NEW YORK–Three New York-based credit unions have won an injunction in a case involving a law passed by the state that reduces the rate of interest that can be charged on certain consumer debt.

As CUToday.info reported, at year-end 2021 New York Gov. Kathy Hochul signed into law S5724,  which reduces the annual rate of interest on judgments arising out of a consumer debt where the defendant is a natural person from 9% to 2%.  The law is to take effect April 30, 2022.

But as CUToday.info also reported, three credit unions responded by filing suit in the case Greater Chautauqua FCU, Boulevard FCU, and Greater Niagara FCU v. Hon.

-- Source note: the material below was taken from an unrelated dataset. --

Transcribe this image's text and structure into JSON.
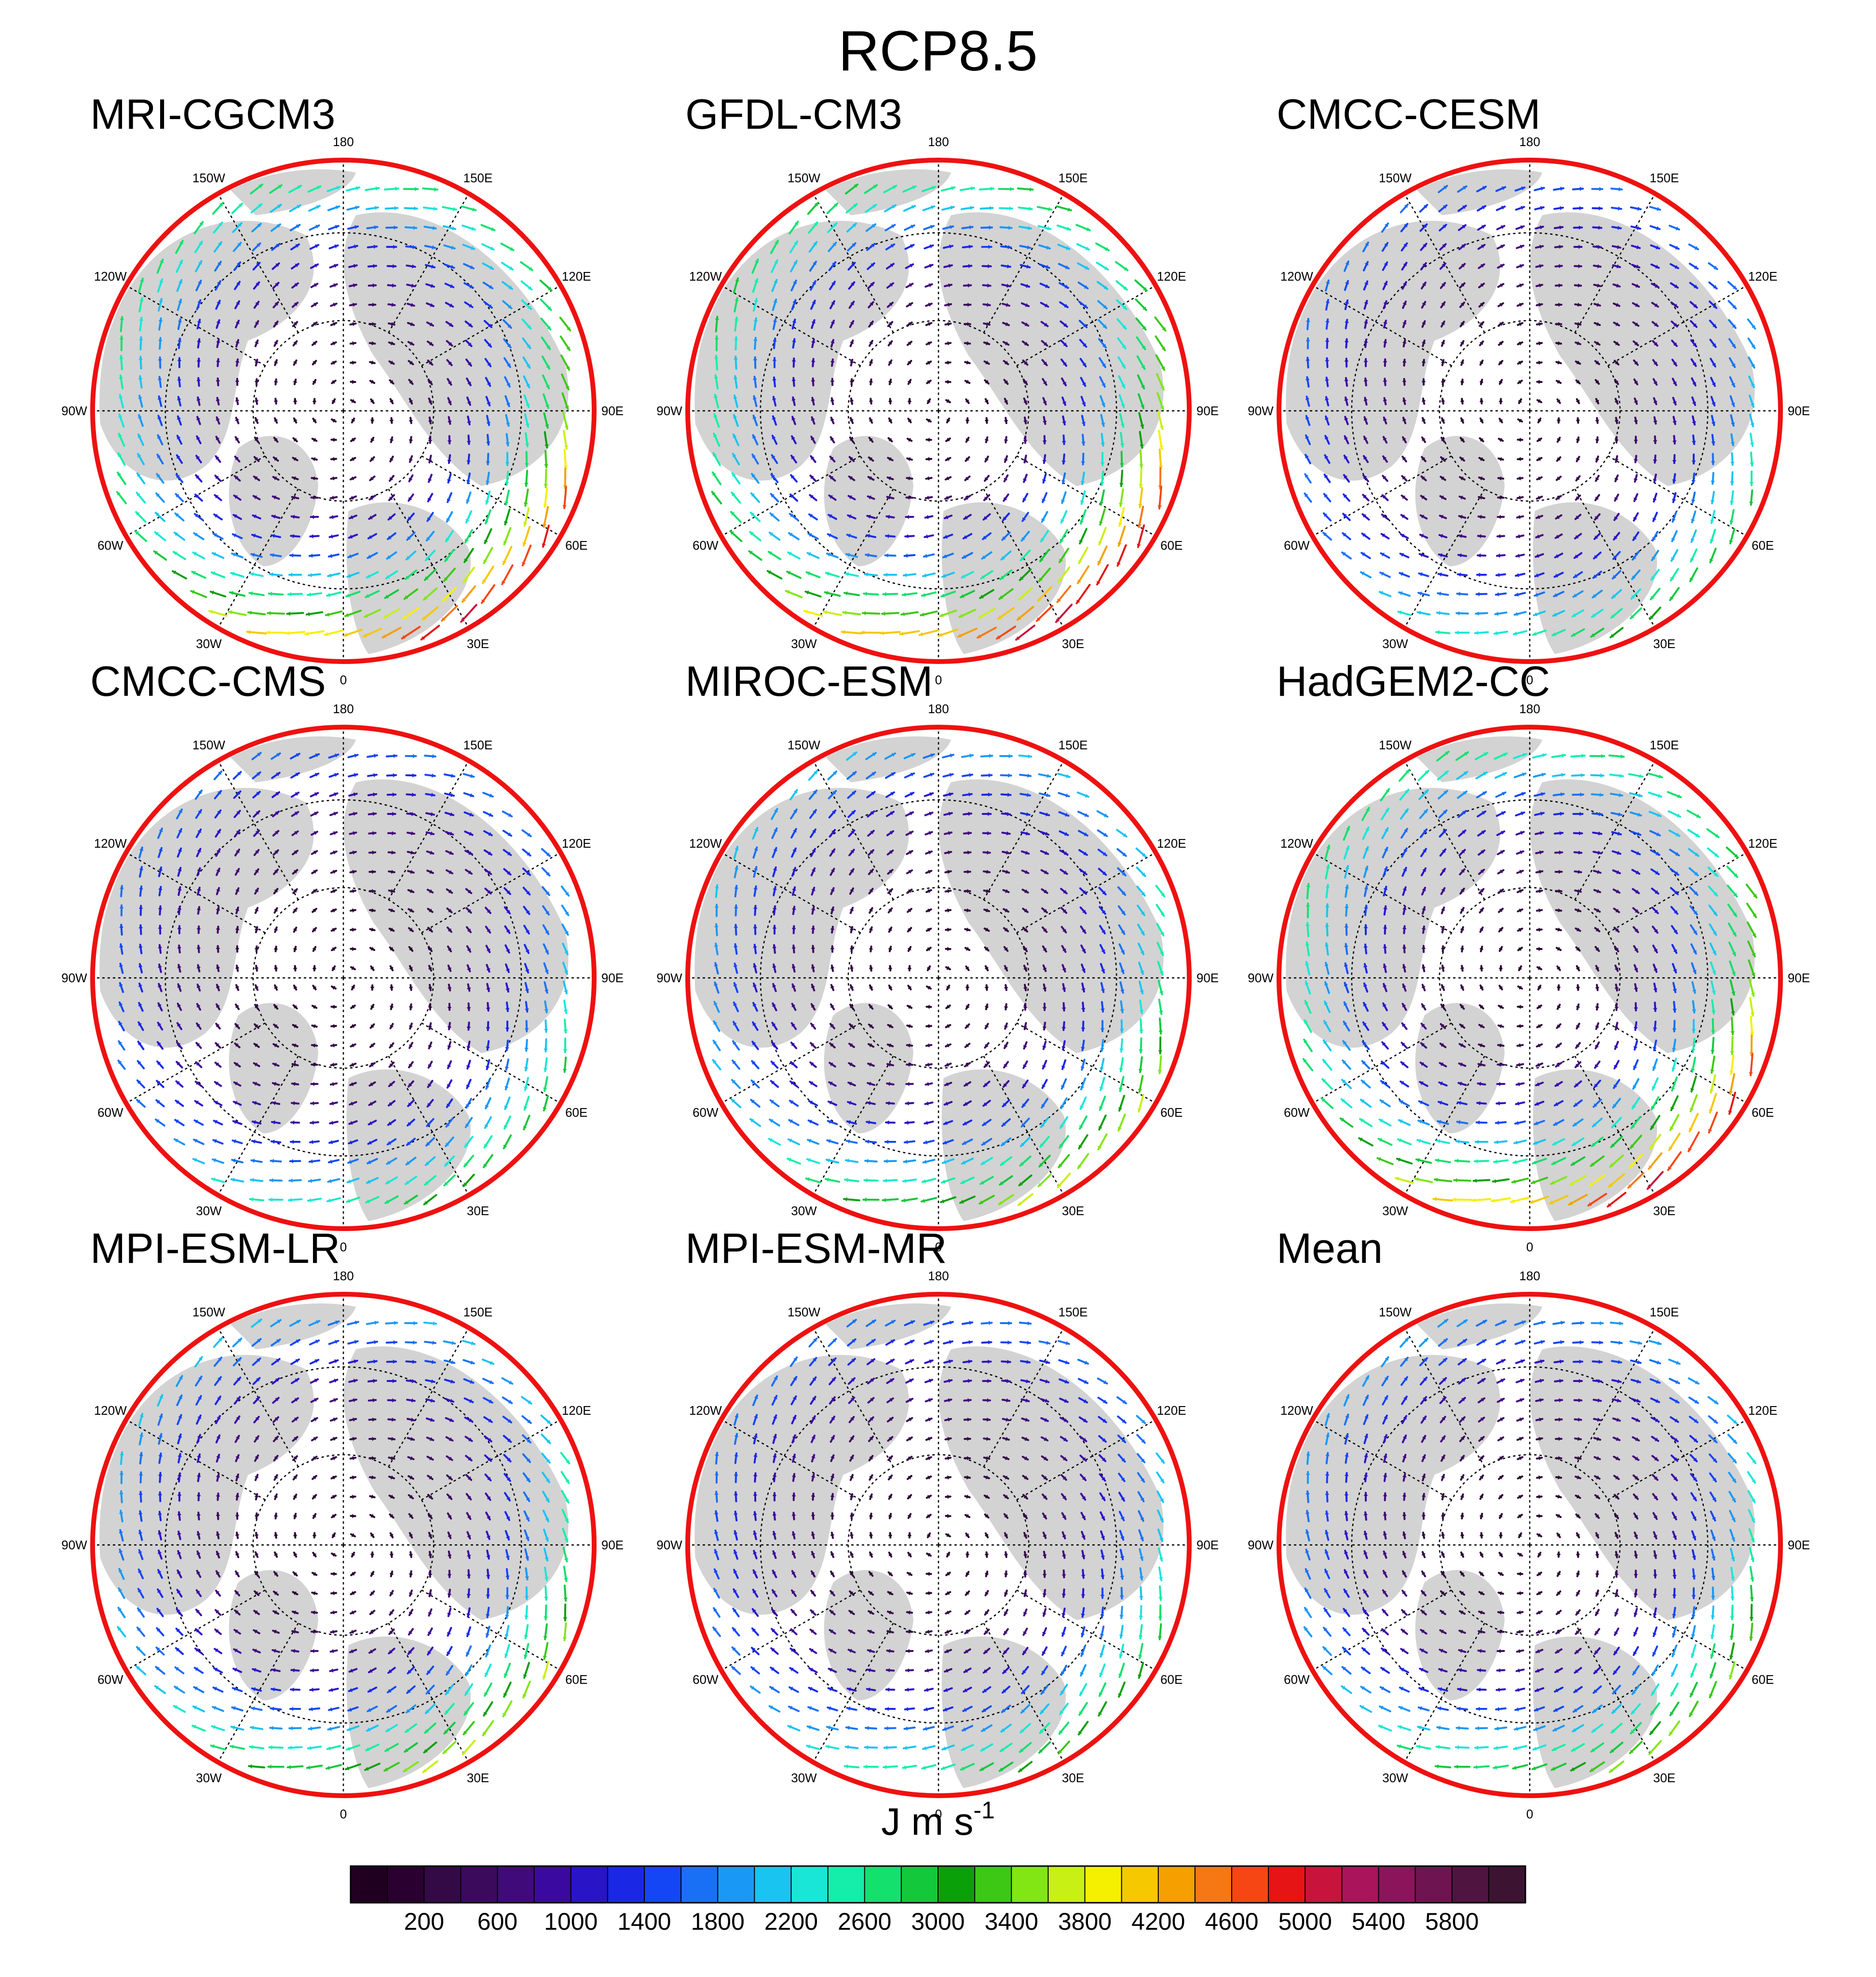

Lawrence Marks et al, which can be viewed here.

Now federal district court judge in the Southern District of New York has ruled the three credit unions have successfully established a likelihood of success on their claims that the retroactive application of New York’s recently-passed rate reduction law constitutes a regulatory action taking in violation of the U.S. Constitution and preliminarily enjoined state sheriffs’ offices from enforcing the law, according to Consumer Finance Monitor.

Class Action Filed

The credit unions had filed a federal class

action lawsuit seeking to enjoin the enforcement or implementation of the rate reduction law.  Three of the New York county sheriffs’ offices – the named defendants in the lawsuit – initially opposed the preliminary injunction, but reversed their position during a hearing on the motion, noting that they too would benefit (from potential indemnification) should the court issue an injunction and clearly define their obligations under the new law, according to Consumer Finance Monitor,

In response to concerns of the three sheriffs’ offices about uneven application, the court also ordered a copy of the issued preliminary injunction to be served on the sheriffs’ offices of the remaining 59 counties in New York not named directly in the lawsuit, the report added.

“In determining that the preliminary injunction should be granted as to the sheriffs, the court relied on the credit unions’ arguments that retroactive application of the law would violate their property interests by eradicating millions of dollars currently owed by judgment debtors; a regulatory taking the court deemed ‘so onerous that its effect is tantamount to a direct appropriation . . . ‘”

Other Concerns Raised

Consumer Finance Monitor said, “The credit unions also raised concerns about due process violations arising from the law’s silence on how to perform mandated rate recalculations, particularly where some payments have been made.”

The injunction will remain in place while the litigation proceeds unless the court (or an appellate court) decides it is no longer necessary.